Di kubu Argentina, Diego Simeone tampil dalam tiga Piala Dunia berturut-turut—1994, 1998, dan 2002—sebagai salah satu gelandang andalan Albiceleste. Putranya, Giuliano Simeone, turut serta sepanjang kualifikasi kali ini dan akan menjalani Piala Dunia pertamanya. Penyerang Atlético Madrid ini memiliki rata-rata rating per laga mendekati 7,0 di La Liga musim 2025-26, dan akan menjadi anggota kedua dari keluarga Simeone yang mewakili Argentina di Piala Dunia. Argentina saat ini menempati peringkat ke-3 FIFA dengan 1.874,81 poin.
Di jalur Norwegia, warisan dimulai dari Haaland senior. Alf-Inge Haaland tampil pada Piala Dunia 1994 dan 1998, dan tampil menonjol saat debutnya melawan Meksiko pada 1994. Tiga puluh dua tahun kemudian, putranya Erling Haaland menerima tugas utama di lini depan—ia mencetak dua gol pada debut Piala Dunianya melawan Irak, membawa tim menang 4-1 dengan rating 8,1. Dalam 10 laga resmi internasional terakrinya, ratingnya tidak pernah di bawah 7,2, dengan rata-rata 8,55, termasuk dua kali meraih nilai sempurna 10. Norwegia saat ini berada di peringkat ke-31 FIFA.
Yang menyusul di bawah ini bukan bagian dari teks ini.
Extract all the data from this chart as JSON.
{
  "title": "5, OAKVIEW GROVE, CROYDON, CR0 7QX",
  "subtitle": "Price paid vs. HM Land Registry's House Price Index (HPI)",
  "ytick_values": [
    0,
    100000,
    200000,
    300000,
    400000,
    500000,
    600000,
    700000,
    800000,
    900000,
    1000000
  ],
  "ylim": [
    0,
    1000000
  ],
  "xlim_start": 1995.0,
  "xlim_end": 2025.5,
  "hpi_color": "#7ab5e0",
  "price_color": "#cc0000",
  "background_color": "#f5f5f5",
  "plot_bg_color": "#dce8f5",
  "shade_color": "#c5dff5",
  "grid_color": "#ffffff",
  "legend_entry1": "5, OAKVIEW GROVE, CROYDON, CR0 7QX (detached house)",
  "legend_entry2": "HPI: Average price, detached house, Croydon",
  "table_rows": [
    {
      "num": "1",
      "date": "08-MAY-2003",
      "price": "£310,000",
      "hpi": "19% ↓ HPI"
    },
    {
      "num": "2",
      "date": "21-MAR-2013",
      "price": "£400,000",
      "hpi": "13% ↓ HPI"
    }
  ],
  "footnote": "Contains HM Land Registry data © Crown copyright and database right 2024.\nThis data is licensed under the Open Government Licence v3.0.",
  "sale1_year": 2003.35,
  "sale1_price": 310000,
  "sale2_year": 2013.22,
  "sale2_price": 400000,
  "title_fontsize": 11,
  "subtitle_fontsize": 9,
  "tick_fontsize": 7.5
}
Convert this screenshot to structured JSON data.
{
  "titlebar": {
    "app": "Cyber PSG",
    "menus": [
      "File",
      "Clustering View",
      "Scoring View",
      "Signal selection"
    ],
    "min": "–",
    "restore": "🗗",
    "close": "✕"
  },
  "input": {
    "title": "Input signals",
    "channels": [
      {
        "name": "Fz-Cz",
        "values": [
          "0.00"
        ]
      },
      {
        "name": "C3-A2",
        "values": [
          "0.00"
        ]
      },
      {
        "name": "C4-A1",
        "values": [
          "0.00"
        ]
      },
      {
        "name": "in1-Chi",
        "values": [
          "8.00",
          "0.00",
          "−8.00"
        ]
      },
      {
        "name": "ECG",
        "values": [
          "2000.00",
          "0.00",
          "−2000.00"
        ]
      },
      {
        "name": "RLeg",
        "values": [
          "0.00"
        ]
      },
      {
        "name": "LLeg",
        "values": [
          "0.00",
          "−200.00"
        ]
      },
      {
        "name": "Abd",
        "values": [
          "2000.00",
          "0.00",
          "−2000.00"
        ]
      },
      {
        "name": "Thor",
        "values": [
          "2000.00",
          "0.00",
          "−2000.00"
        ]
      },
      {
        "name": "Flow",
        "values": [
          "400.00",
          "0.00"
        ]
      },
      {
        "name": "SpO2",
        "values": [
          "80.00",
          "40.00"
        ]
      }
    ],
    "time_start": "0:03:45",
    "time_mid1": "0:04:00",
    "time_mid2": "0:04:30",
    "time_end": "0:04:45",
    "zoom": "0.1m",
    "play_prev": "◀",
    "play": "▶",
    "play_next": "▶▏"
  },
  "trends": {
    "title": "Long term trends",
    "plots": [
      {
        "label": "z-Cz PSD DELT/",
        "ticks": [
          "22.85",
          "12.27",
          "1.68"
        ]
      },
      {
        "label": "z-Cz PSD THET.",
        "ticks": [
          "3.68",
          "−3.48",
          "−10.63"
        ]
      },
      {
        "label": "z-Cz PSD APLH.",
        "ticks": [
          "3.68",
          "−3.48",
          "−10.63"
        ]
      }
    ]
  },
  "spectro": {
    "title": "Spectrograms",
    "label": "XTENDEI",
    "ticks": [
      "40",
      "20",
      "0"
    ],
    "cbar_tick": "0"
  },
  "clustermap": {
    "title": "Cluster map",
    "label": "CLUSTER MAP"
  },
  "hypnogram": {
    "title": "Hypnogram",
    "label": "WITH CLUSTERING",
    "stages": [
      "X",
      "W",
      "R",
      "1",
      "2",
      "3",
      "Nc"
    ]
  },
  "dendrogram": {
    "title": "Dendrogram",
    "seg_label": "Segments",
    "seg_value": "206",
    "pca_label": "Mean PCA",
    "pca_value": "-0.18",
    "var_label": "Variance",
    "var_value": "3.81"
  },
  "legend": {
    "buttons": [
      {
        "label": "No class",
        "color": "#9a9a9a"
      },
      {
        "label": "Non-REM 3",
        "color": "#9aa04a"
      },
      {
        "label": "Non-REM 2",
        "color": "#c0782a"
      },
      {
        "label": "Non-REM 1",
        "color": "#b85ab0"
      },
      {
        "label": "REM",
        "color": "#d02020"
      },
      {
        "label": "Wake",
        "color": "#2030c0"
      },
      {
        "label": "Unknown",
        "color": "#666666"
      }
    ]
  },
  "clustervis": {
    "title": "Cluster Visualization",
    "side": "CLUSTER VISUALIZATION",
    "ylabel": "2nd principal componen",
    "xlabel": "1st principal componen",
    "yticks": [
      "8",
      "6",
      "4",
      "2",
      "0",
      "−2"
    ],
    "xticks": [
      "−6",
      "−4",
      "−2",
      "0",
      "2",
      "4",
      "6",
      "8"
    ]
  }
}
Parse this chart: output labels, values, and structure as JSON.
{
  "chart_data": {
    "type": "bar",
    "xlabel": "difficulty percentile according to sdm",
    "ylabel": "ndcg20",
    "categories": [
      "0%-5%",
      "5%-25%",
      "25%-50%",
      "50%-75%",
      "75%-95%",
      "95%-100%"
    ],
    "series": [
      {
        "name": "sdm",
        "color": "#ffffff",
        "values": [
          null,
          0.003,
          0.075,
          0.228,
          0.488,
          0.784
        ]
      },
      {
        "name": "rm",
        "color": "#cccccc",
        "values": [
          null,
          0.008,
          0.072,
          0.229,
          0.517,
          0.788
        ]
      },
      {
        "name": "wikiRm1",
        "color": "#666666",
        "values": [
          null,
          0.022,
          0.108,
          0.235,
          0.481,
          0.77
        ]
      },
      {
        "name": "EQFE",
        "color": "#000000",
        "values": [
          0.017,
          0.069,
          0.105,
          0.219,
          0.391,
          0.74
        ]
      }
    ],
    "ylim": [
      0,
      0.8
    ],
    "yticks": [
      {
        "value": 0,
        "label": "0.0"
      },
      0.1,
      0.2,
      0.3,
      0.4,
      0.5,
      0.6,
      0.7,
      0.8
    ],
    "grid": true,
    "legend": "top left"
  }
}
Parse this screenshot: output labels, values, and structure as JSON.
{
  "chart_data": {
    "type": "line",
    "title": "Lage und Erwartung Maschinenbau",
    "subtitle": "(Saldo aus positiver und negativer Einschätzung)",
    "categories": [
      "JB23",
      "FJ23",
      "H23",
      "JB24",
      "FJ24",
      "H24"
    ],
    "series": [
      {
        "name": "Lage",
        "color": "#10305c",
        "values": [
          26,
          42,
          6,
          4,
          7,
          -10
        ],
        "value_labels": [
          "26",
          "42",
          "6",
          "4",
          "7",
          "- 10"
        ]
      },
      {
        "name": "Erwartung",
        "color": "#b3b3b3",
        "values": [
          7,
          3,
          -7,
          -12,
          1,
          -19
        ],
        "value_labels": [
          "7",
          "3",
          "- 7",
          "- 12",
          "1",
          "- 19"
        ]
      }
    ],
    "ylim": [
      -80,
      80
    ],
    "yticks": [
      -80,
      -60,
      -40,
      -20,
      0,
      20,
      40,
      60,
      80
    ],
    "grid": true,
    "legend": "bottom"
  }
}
Prancis dan Aljazair justru memperlihatkan warisan lintas tim. Zinedine Zidane membantu Prancis juara pada 1998, dan tampil di Piala Dunia 2002 serta 2006; dalam lima laga di 1998 ia mencatat rata-rata rating 8,36, dengan 2 gol dan 1 assist—terbaik di antara pemain non-kiper turnamen itu. Hampir dua dekade kemudian, nama Zidane kembali muncul di Piala Dunia: Luca Zidane bertugas sebagai kiper Aljazair. Aljazair sudah meraih kemenangan di fase grup kali ini, dengan 17 tembakan (8 tepat sasaran), penguasaan bola 72%, 2 gol, dan saat ini menempati peringkat ke-28 FIFA.
Dilihat dari jalurnya, Giuliano melanjutkan jejak keluarga di lini depan, Erling meraih lonjakan antargenerasi dalam efisiensi gol, sedangkan Luca menulis kembali rekor Piala Dunia keluarga sebagai kiper. Ke depan di fase grup, dinamika ketiga duet ayah-anak tersebut tetap menjadi titik pantau kunci.